Unfortunately, this is an example of the European Social Model being thrust upon the unfortunate members of the European Union: A Union so blinded by its desire for a single state, it fails to see how chronically ill so many economies are, and how it's prescription will cause the vibrant economies to stutter to a halt in time.

Here is a little summary from the Guardian today about welfare systems and employment in some EU countries:

FRANCE: Job protections include generous vacation, pensions and maternity leave,
and subsidized meals and transport. It is extremely difficult to fire anyone
with a permanent contract, and layoffs can be blocked by courts. High youth
unemployment prompted a new law that would make it easier to fire young workers
to try to encourage hiring. The law has prompted protests and strikes.

BRITAIN: Most benefits are decided by the employer, not the state. Layoffs for
economic reasons are common. Mass protests are rare, though anger over a pension
dispute prompted public sector workers to stage a one-day strike Tuesday.

GERMANY: Workers enjoy several weeks of vacation and generous pensions, and most
work weeks run less than 40 hours. The two ruling parties agreed last year to
ease the regulation of the labor market to encourage firms to hire more staff,
but the move has met wide opposition.

ITALY: Job security is playing a key role in the campaign for April 9-10
elections. The government introduced temporary work contracts in 2002 after
protests forced them to water down deeper reforms. Like France, Italy has
generous protections and high youth unemployment.

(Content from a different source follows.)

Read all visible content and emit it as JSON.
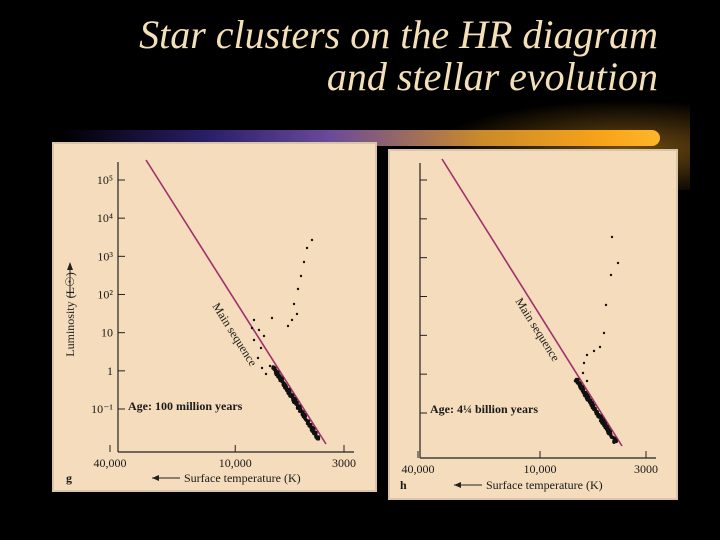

NORWAY: With a booming oil economy, Norway has just 3 percent unemployment.
Norwegians have strong rights in the workplace, good unemployment and sick leave
benefits, legislated time off, holidays and working hours. Employers often
include a contract clause of a six-month trial period for new employees.

BALTIC STATES: Labour laws in Lithuania, Latvia and Estonia favour employers, who
have few restrictions in hiring and firing. With many young people having moved
to Britain, Ireland and Sweden since 2004, employers are offering health plans
and career training to entice workers. Estonia's laws protect workers with
children younger than 3 and make it nearly impossible for employers to fire
pregnant women.

POLAND: The EU's highest jobless rate at 18 percent. Its rigid labor laws - in
part a legacy of the strong social safety net once guaranteed by communism -
make firings difficult.

SWEDEN: Strong worker protections and generous welfare benefits are hallmarks of
Sweden's cherished social model. To fire a worker, an employer must show it is
absolutely necessary because of cutbacks or the worker has severely failed to
live up to expectations. Offers a minimum of five weeks paid vacation or the
right to up to 480 days of paid parental leave.